Quanto maior o portfólio de marcas, maior a probabilidade de surgirem diferenças significativas nas embalagens, o que enfraquece as associações do consumidor e reduz o impacto da marca principal na decisão de compra. É isso que aponta um novo estudo, que recomenda eliminar produtos fracos antes de adicionar novas linhas e destacar as semelhanças dentro das famílias de marcas, em vez de criar distinções exageradas por meio do design.

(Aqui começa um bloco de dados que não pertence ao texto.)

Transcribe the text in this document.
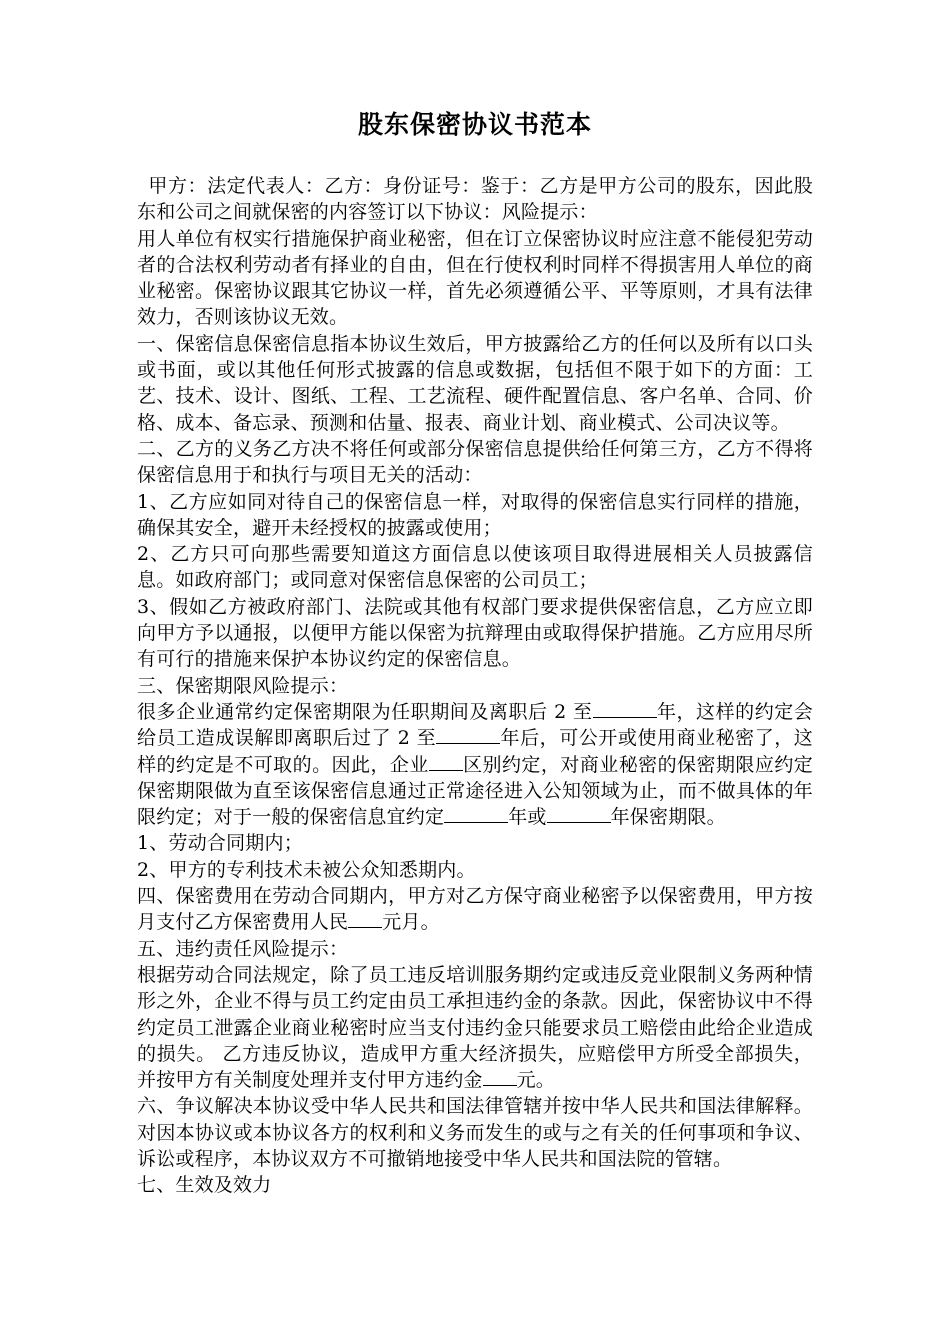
股东保密协议书范本

甲方：法定代表人：乙方：身份证号：鉴于：乙方是甲方公司的股东，因此股东和公司之间就保密的内容签订以下协议：风险提示：

用人单位有权实行措施保护商业秘密，但在订立保密协议时应注意不能侵犯劳动者的合法权利劳动者有择业的自由，但在行使权利时同样不得损害用人单位的商业秘密。保密协议跟其它协议一样，首先必须遵循公平、平等原则，才具有法律效力，否则该协议无效。

一、保密信息保密信息指本协议生效后，甲方披露给乙方的任何以及所有以口头或书面，或以其他任何形式披露的信息或数据，包括但不限于如下的方面：工艺、技术、设计、图纸、工程、工艺流程、硬件配置信息、客户名单、合同、价格、成本、备忘录、预测和估量、报表、商业计划、商业模式、公司决议等。

二、乙方的义务乙方决不将任何或部分保密信息提供给任何第三方，乙方不得将保密信息用于和执行与项目无关的活动：

1、乙方应如同对待自己的保密信息一样，对取得的保密信息实行同样的措施，确保其安全，避开未经授权的披露或使用；

2、乙方只可向那些需要知道这方面信息以使该项目取得进展相关人员披露信息。如政府部门；或同意对保密信息保密的公司员工；

3、假如乙方被政府部门、法院或其他有权部门要求提供保密信息，乙方应立即向甲方予以通报，以便甲方能以保密为抗辩理由或取得保护措施。乙方应用尽所有可行的措施来保护本协议约定的保密信息。

三、保密期限风险提示：

很多企业通常约定保密期限为任职期间及离职后 2 至	年，这样的约定会给员工造成误解即离职后过了 2 至	年后，可公开或使用商业秘密了，这样的约定是不可取的。因此，企业 区别约定，对商业秘密的保密期限应约定保密期限做为直至该保密信息通过正常途径进入公知领域为止，而不做具体的年限约定；对于一般的保密信息宜约定	年或	年保密期限。

1、劳动合同期内；

2、甲方的专利技术未被公众知悉期内。

四、保密费用在劳动合同期内，甲方对乙方保守商业秘密予以保密费用，甲方按月支付乙方保密费用人民 元月。

五、违约责任风险提示：

根据劳动合同法规定，除了员工违反培训服务期约定或违反竞业限制义务两种情形之外，企业不得与员工约定由员工承担违约金的条款。因此，保密协议中不得约定员工泄露企业商业秘密时应当支付违约金只能要求员工赔偿由此给企业造成的损失。 乙方违反协议，造成甲方重大经济损失，应赔偿甲方所受全部损失，并按甲方有关制度处理并支付甲方违约金 元。

六、争议解决本协议受中华人民共和国法律管辖并按中华人民共和国法律解释。对因本协议或本协议各方的权利和义务而发生的或与之有关的任何事项和争议、诉讼或程序，本协议双方不可撤销地接受中华人民共和国法院的管辖。

七、生效及效力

A pesquisa analisou marcas de bens de consumo embalados no Reino Unido em diversas categorias e utilizou uma nova métrica chamada “Portfolio Branding Cohesion Metric” (PBCM), que mede a coerência visual entre os elementos de marca de um portfólio, considerando logotipo, cor, estilo da embalagem, personagem, slogan e imagem. Essa métrica avalia a consistência visual em uma escala de 0 (totalmente fragmentado) a 100 (perfeitamente coeso). Os resultados mostram grandes variações: amaciantes de roupa registraram pontuação de 39, enquanto rações secas para gatos alcançaram 78, ou seja, esse último segmento apresenta muito mais coesão visual.
Em média, os elementos de marca são usados com 65% de consistência dentro de um portfólio, mas o nível de coesão varia amplamente de acordo com a marca. Portfólios maiores tendem a apresentar menor coesão visual, já que a expansão aumenta a complexidade. Remover produtos de baixo desempenho ajuda a controlar o nível de variação necessário. O estudo também revela que submarcas costumam reduzir a coesão, pois suas embalagens enfatizam diferenças em relação à marca principal, enfraquecendo o elo familiar. Marcas próprias que imitam visuais de marcas nacionais têm PBCM mais baixo e prejudicam sua identidade visual a longo prazo. Além disso, a presença de uma marca-mãe visível na embalagem não garante coesão entre os produtos.
A coesão visual é essencial em prateleiras físicas repletas de opções e em marketplaces online lotados de produtos semelhantes. Ter uma identidade visual forte e unificada é uma forma eficaz de se destacar. Nos Estados Unidos, estima-se que 70% dos cerca de 30 mil produtos lançados anualmente sejam extensões de linha, como novos sabores ou tamanhos. No entanto, lançar uma nova linha é caro e arriscado: 40% delas fracassam após três anos. Como a marca principal exerce forte influência na memória e na intenção de compra, o estudo conclui que é melhor buscar coesão visual entre as linhas do que apostar em diferenças excessivas.
Entre as recomendações práticas, os pesquisadores sugerem que as marcas definam diretrizes claras sobre quais elementos devem permanecer consistentes em todo o portfólio, evitem o impulso de diferenciar demais as extensões de linha e adotem guias de design universais para manter a unidade visual. Também aconselham que marcas próprias abandonem estratégias de cópia, que enfraquecem sua identidade no longo prazo, e que os profissionais de marketing comparem o PBCM de suas marcas com o de concorrentes para compreender melhor o posicionamento visual no mercado.
O estudo, intitulado Keeping in the family: measures and drivers of portfolio brand cohesion, analisou nove categorias, 125 marcas e 1.023 produtos do setor britânico de bens de consumo embalados. As imagens dos produtos foram coletadas on-line em quatro grandes redes de supermercados: Tesco, Sainsbury’s, Asda e Morrisons.